Bayreuth was a launchpad to all the important opera houses. In Zürich he was part of the opera ensemble and Zürich has remained his home until now.
Still, he never forgot his native country. The Savonlinna Opera Festival has been his long tie to Finland, and he has appeared in new Finnish operas, in King Lear by Aulis Sallinen and Rasputin by Einojuhani Rautavaara – roles specially written for him.
Although Salminen prefers to look forward than backwards, he admits that he has got a rich life and career and was lucky enough to meet the right people at the right time. « When I went to Central Europe in 1972, the opera life was very different from what it is now. Then, for example, in Munich there were 60-70 singers in a house ensemble. Nowadays most of the singers work on a freelance base, moving from one production to another, and life can be really hard. Maybe my career just begun in a high season of opera”, he says. « In Cologne intendant Claus Helmut Drese saw my resources and began to train me in the long term, from smaller roles to the bigger ones. That was a great way to grow and learn repertoire – at the beginning I could hardly speak German.”
“My encounters with several conductors also were essential – Wolfgang Sawallisch, Marek Janowski and Colin Davis were those who opened new doors. And of course the revolutionary Monteverdi with Nikolaus Harnoncourt and Jean-Pierre Ponnelle in Zürich was important.”
Then, there were the directors. Devastating for Salminen was Patrice Chéreau’s work in Bayreuth Centenary Ring. He recalls the beginning of the rehearsals: Chéreau just asked singer to walk around, and ideas came reacting and improvising.
“With Götz Friedrich I had a long and fruitful relationship – and that doesn’t mean we agreed upon everything – from many roles at the Deutsche Oper Berlin up to his last Ring in Helsinki. It was nice to follow his path from a radical style to a more universal one.”
Even though Salminen’s voice sometimes can grow really steely like in Hagen’s men’s call, he emphasizes nuances in Wagner. “Hagen’s demonic character evolves mostly from silent thread”, he says. “If you look at Wagner scores, they are full of p and pp marks.”

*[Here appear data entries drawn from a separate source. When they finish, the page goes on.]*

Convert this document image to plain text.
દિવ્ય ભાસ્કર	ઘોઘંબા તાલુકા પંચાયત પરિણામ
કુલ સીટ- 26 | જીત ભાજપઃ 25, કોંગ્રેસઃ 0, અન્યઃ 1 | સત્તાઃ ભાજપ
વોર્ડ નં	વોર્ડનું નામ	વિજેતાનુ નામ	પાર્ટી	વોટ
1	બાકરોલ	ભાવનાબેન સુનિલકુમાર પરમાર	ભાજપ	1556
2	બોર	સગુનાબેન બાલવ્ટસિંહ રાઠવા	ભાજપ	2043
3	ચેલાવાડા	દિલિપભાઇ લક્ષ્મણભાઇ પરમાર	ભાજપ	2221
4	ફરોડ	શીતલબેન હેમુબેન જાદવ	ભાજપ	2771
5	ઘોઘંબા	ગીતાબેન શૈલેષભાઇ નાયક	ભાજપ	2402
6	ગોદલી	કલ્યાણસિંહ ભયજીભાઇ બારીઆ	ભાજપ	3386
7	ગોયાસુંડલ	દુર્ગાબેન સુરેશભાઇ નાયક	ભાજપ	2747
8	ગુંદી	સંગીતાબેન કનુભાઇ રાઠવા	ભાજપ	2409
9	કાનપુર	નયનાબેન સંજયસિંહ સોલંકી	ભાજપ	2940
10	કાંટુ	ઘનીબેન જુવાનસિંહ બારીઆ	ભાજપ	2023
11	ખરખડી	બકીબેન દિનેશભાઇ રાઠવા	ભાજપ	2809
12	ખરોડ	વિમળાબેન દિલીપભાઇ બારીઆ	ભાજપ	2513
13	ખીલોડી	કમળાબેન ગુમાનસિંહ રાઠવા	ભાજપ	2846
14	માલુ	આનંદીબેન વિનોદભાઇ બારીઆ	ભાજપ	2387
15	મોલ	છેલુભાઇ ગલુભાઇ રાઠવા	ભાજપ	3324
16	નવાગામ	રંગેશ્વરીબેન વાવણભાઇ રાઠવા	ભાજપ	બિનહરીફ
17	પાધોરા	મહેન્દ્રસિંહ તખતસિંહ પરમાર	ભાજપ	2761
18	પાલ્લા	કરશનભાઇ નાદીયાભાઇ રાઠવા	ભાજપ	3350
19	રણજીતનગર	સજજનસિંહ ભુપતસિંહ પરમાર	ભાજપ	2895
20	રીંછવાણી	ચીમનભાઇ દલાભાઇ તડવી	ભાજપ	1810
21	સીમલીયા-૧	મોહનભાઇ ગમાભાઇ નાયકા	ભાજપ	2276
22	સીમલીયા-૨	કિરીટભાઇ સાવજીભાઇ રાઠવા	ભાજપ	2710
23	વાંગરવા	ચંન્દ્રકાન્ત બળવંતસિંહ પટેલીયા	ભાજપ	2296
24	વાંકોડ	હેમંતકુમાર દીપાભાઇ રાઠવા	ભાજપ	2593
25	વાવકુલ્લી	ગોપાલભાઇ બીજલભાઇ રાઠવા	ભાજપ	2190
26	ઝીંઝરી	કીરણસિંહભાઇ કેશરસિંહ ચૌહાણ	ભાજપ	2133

His favourite role though is Marke in Tristan und Isolde. “It’s so multi-facetted, and there are so big emotional things compressed in quite a short time. It needs a real intensity. And again, I enjoy when directors find out something new for it. Peter Sellars even saw a homosexual relationship between Marke and Tristan. Why not?”
Kaspar (Der Freischütz) is also an example of the role that allowed Salminen to show his theatrical ability, especially in the production directed by Ruth Berghaus and conducted by Harnoncourt. The Zürich production is available on DVD. Where has he got such an inner energy? The answer is: by studying the score and roles as well as possible. “And it’s not enough to know your own part – you must also know the others in order to be able to react and maintain your stage presence every second”, Salminen emphasizes.
Salminen has founded a foundation to support mainly Finnish vocal art and young talents. So, Juha Uusitalo and Tommi Hakala have been his scholarship holders, and he has supported also independent opera companies like Saaristo-ooppera (Archipelago Opera).
He has criticized vocal teaching for concentrating too much on voice itself. « Just the sound is not enough. Actually it’s nothing but a vehicle for expression. And to express something personal, you must have experiences. You must travel, see opera, other arts, drama theatre. An opera singer-actor must know the backgrounds of the piece”, he advices.
Salminen is not narrow-minded in terms of music genres either. “All of this tango singing in my life has been enriching. Singing popular music can help in finding ways to communicate. Sometimes I think while listening to young singers that oh, where is the expression – go ahead and sing even heavy rock for a little while!”